Machine Vision can be used to measure several important quality attributes in the pharmaceutical industry, e.g., particle size, API content, morphology, mass flow, etc. Our research group focuses on the following areas:
Particle Size Measurement
Particle size is important regarding both powder processability and drug release as well. Hence, real-time obtained particle size data can serve as a valuable asset to control product quality. Image analysis can provide real-time particle size data in a wide range of pharmaceutical processes: crystallization, granulation, drying, milling, etc.
Mass Flow Measurement
Continuous processing requires steady material feeding in order to maintain steady-state operation. Pharmaceutical continuous processing involves the use of gravimetric feeders in order to feed powders with a constant mass flow. However, feeding in the few g/h magnitude is a challenging task.

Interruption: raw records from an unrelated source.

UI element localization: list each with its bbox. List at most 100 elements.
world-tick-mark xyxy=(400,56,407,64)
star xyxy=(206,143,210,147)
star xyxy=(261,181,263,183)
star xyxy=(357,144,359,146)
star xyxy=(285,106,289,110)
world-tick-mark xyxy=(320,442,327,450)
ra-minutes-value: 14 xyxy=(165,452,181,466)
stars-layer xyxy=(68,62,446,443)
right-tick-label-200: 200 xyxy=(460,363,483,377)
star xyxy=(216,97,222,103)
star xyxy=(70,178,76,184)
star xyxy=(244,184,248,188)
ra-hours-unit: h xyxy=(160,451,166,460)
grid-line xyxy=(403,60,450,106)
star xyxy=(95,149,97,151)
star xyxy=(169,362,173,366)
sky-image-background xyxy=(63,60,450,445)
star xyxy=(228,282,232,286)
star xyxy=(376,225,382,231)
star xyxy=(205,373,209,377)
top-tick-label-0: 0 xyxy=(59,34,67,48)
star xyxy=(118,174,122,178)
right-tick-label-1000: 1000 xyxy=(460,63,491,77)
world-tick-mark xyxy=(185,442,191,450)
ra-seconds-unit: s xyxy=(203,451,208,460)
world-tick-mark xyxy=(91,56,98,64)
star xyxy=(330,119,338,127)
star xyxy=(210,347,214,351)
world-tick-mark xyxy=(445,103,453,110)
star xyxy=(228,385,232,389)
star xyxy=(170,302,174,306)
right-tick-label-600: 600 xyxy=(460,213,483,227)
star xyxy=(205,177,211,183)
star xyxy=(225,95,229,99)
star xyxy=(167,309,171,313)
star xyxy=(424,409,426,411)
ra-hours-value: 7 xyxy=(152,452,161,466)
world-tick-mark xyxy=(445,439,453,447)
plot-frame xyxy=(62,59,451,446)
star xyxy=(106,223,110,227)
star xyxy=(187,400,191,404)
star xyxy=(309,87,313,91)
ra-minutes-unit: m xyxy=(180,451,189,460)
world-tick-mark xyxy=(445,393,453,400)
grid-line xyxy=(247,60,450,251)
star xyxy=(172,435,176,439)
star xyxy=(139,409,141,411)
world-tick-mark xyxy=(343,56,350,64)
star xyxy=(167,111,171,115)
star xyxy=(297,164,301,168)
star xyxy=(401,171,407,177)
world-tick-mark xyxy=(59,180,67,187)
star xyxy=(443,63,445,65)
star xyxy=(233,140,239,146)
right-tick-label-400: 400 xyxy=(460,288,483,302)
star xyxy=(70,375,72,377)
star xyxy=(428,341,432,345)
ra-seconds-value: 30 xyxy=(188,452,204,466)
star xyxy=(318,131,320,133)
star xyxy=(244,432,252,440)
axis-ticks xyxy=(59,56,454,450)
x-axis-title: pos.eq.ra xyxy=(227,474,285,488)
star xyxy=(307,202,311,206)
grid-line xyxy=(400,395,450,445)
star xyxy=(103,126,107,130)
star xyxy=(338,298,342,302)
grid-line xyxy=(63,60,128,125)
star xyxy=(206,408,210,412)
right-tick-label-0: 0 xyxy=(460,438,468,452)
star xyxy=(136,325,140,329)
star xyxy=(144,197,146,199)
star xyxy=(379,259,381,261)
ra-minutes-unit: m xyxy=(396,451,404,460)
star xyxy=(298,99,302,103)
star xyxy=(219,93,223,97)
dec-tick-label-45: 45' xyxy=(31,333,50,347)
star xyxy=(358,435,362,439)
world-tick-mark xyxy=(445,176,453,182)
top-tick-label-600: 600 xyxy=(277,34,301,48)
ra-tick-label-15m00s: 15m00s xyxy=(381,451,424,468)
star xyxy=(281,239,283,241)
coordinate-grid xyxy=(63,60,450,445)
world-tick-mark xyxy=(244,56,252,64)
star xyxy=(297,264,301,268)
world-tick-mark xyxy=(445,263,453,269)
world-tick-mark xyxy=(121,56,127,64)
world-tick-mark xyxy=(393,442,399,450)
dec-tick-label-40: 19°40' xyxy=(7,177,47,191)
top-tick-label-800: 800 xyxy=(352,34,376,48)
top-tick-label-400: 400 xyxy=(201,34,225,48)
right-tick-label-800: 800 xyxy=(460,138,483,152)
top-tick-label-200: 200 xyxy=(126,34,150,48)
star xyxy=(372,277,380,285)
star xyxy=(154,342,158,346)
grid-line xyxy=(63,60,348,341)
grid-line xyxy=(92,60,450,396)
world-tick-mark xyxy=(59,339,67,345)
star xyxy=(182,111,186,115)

Image analysis can also be applied for low-dose powder mass flow measurement: by seeing and analysing every particle, this technique can be applied for high-precision, low mass flow powder feeding.
API Content Measurement
If a white API and white filler material is mixed together, machine vision may not be able to distinguish between the two materials. However, if an UV light source is shone onto a powder mixture, and the API is UV-active, like meloxicam, it shines yellow, making it easy to separate from the powder mixture. This can be used to monitor API content in a powder mixture.
Tablet properties
An experienced eye can easily tell the difference between a well-compressed and a poorly compressed tablet, as the surface roughness is different. A camera backed with proper image analysis algorithms is also capable of accurately measure parameters like compression force and crushing strength just from an image of the tablet.
Artificial intelligence
Traditionally, image analysis was carried out with simple image analysis tools: binarization, feature extraction, etc. However, in the past decade, AI-based segmentation made the use of image analysis viable in extreme conditions, where traditional image analysis would fail (batch granulation, crystallization, etc.). These processes require smart, adaptive algorithms in order to identify individual particles from their background. However, this is a rather difficult challenge: aside from the complex mathematics, these models usually have to be hand-trained, meaning they require human input to learn. But with proper knowledge, these techniques can deliver stunning results.